Le sénateur Stollery: Dans son rapport de juin sur la mondialisation -- rapport qu'il regrette d'avoir rendu public, si mes soupçons sont justes --, le FMI donne la même explication, mais il faut aussi remarquer une différence. L'énorme croissance du capital et des investissements qui a pris fin en 1914 présentait une caractéristique absente aujourd'hui, c'est-à-dire qu'il n'y eut jamais de période aussi intense de mobilité de la main-d'oeuvre à l'échelle internationale. Les capitaux suivaient la main-d'oeuvre. Or, il n'y a jamais eu de période de moins grande mobilité de la main-d'oeuvre qu'actuellement. Les capitaux circulent, mais la main-d'oeuvre n'arrive pas à les suivre. Dans le passé, on avait investi dans les chemins de fer aux États-Unis; il y a avait toutes ces personnes qui se déplaçaient, et ainsi de suite. Il y a une distinction importante à faire ici.

Le président: J'aimerais renchérir sur ce que vient de dire mon collègue. Il a été question de la nature nouvelle du marché mondial des capitaux. Au Canada, nous avons un surintendant des institutions financières. De ce que vous avez dit, j'en conclus que vous estimez que le surintendant fait bien son travail en vue de préserver la stabilité et la réputation de notre système financier. Existe-t-il quelque chose de comparable dans ce marché mondial des capitaux où tout se déroule avec tant de rapidité?

De plus, si l'on s'éloigne de la discussion générale sur le marché, qu'en est-il de ces pays qui font l'objet de notre discussion? Existe-t-il l'équivalent de notre surintendant des institutions financières dans un de ces pays, au Japon ou en Corée du Sud par exemple?

Je devine que la prochaine question du sénateur Stollery sera: si le marché des capitaux se mondialise si rapidement et qu'au Canada, nous avons besoin d'un surintendant des institutions financières, comment pouvons-nous nous sentir à l'aise au sein d'un marché mondial où il n'y en a pas?

M. McCallum: J'aimerais essayer de vous répondre. Je reviendrai également sur la question du sénateur Stollery. En ce qui concerne la mondialisation, parlons un peu de biens et de capitaux. Nous passerons ensuite à la question du surintendant des institutions financières.

De toute évidence, l'écart s'est agrandi dans les pays occidentaux, surtout aux États-Unis, durant la dernière décennie. Certains blâment l'élargissement de ce fossé sur le commerce et la libéralisation des marchés. C'est peut-être pourquoi vous avez voté contre l'adhésion du Chili.

Le sénateur Stollery: J'ai voté contre parce que les arguments étaient si léonins que cela ne pouvait pas être bon.
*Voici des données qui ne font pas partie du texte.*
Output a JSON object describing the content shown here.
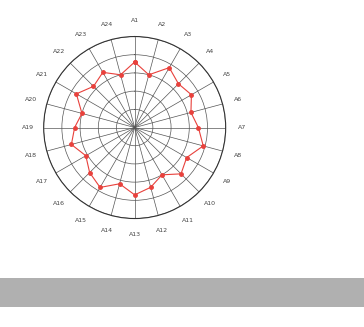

M. McCallum: Mon interprétation des faits me fait dire que l'inégalité a incontestablement cru. Cependant, le phénomène n'est pas attribuable à l'ouverture de nos marchés. Ainsi, les États-Unis, qui font peu de commerce avec l'extérieur par rapport à l'importance de leur économie, sont le pays où l'inégalité a le plus augmenté. L'Occident en entier vit une crise technologique -- c'est-à-dire un changement technologique -- qui entraîne une baisse de la demande de travailleurs non spécialisés par rapport à la demande de travailleurs spécialisés. C'est essentiellement la cause de notre plus grande inégalité, mais on accuse le commerce.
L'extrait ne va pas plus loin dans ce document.